Tuaregowie z Djanet fot.Artur Urbański www.torre.pl

Finally to the music of nostalgia. The Tuareg were once a nomadic warrior race with the pride and self esteem that comes with that sense of identity. Like many small nations they dream of an independent homeland known as Azawad. One slight problems as the Kurds have also found is that their ideal homeland just happens to be divided between four colonial era countries namely Mali. Niger , Algeria and Libya. The Mali Tuareg decided to have a go at creating an independent Azawad with weapons obtained following the collapse of Gaddafi. It just happens that Mali is the main source of France’s uranium which is extracted from mines located on Tuareg ancestral lands. The Tuareg rebels then blew it because they made the fundamental mistake of aligning themselves with an Al Qaeda affiliate who ate them up, spat them out and left them without any international friends. The French subsequently rushed in to support the Malian government to safeguard uranium supplies for their nuclear industry so bang went any hope of an independent homeland.

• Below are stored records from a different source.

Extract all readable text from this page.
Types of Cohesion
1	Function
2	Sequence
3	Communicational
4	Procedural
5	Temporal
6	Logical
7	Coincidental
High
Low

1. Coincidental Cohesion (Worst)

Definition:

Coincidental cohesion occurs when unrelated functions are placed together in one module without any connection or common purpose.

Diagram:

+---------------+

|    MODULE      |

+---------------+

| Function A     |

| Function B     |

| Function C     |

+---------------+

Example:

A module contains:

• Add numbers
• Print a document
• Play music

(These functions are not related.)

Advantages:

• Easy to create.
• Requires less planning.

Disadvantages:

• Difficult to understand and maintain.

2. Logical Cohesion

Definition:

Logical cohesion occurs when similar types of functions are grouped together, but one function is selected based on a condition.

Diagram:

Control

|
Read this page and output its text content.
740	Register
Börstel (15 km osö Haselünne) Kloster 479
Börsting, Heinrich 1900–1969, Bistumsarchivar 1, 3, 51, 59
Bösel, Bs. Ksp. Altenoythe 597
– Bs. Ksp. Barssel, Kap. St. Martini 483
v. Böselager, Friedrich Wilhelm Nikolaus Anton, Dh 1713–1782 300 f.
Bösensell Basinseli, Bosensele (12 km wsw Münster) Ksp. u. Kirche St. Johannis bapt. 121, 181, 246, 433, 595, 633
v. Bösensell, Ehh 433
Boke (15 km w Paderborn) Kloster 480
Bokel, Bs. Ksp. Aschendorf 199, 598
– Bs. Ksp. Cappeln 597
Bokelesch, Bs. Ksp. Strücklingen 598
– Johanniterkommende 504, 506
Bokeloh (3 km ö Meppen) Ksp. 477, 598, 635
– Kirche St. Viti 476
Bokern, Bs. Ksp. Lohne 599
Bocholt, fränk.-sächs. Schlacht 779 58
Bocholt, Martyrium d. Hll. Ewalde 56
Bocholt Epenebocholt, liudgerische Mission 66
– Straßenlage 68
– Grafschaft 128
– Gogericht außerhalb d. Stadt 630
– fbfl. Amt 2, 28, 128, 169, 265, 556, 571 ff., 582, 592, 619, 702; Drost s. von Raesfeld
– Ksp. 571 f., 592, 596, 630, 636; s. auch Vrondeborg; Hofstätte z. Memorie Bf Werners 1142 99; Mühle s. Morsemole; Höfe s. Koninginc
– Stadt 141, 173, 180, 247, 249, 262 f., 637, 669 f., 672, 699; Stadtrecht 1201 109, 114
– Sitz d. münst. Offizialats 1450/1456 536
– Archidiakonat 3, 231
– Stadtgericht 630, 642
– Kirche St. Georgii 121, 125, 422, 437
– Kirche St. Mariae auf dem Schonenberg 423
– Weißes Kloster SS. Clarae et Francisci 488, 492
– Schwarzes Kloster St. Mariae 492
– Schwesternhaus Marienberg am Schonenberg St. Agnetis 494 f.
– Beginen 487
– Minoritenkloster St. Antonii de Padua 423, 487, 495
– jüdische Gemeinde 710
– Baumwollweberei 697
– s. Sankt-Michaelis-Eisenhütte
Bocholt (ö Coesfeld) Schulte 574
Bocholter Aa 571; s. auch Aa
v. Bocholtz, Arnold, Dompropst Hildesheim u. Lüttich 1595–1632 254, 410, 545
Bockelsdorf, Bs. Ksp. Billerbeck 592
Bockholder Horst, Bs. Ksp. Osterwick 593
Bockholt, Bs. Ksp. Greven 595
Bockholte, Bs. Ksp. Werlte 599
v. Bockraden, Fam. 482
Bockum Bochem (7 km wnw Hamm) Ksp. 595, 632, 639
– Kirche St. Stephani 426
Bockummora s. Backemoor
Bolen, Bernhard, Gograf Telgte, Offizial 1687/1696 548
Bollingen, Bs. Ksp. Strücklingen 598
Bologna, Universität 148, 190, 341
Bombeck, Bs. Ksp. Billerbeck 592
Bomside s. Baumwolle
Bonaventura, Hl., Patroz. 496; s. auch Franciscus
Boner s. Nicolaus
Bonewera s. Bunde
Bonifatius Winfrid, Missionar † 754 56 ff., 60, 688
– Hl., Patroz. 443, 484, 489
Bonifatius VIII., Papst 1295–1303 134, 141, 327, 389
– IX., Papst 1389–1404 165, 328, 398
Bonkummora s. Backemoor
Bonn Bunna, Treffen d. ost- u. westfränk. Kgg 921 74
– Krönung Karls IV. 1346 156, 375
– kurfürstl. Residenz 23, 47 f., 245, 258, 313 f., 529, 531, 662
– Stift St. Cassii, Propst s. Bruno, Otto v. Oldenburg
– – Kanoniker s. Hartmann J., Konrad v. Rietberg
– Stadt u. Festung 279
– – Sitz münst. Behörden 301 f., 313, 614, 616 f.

The Islamic extremists also made a further fundamental mistake in alienating the locals by banning music in the Tuareg areas they occupied. Now music is fundamental to Tuareg culture (the international famous but currently defunct Festival au Desert in Timbukto being one casualty of Islamic extremism). Young and old Tuaregs go into the desert, make a fire, brew tea and sing for hours on end until the stars break. It beats going to the pub I can tell you. The response to the collapse of Tuareg ambitions has been an explosion of music throughout the region with bands such as the internationally acclaimed Tinariwen and Djanet’s own Tissilawen building a musical culture that has an international following. The aim is independence through peace and music. It is called the music of nostalgia and truly it is. For a homeland that will never be and a desert that is slowly dying under the weight of climate change and exploitation. But nevertheless when I hear their music it will always bring to my mind those nights around a desert fire, drinking tea and falling asleep under the stars to rhymes and a silence that tell you that you are one with the universe.

But now it is time to say goodbye to my Proustian reveries and return to a world full of Trumps and Le Pens. Oh well, such is life. But it was great while it lasted!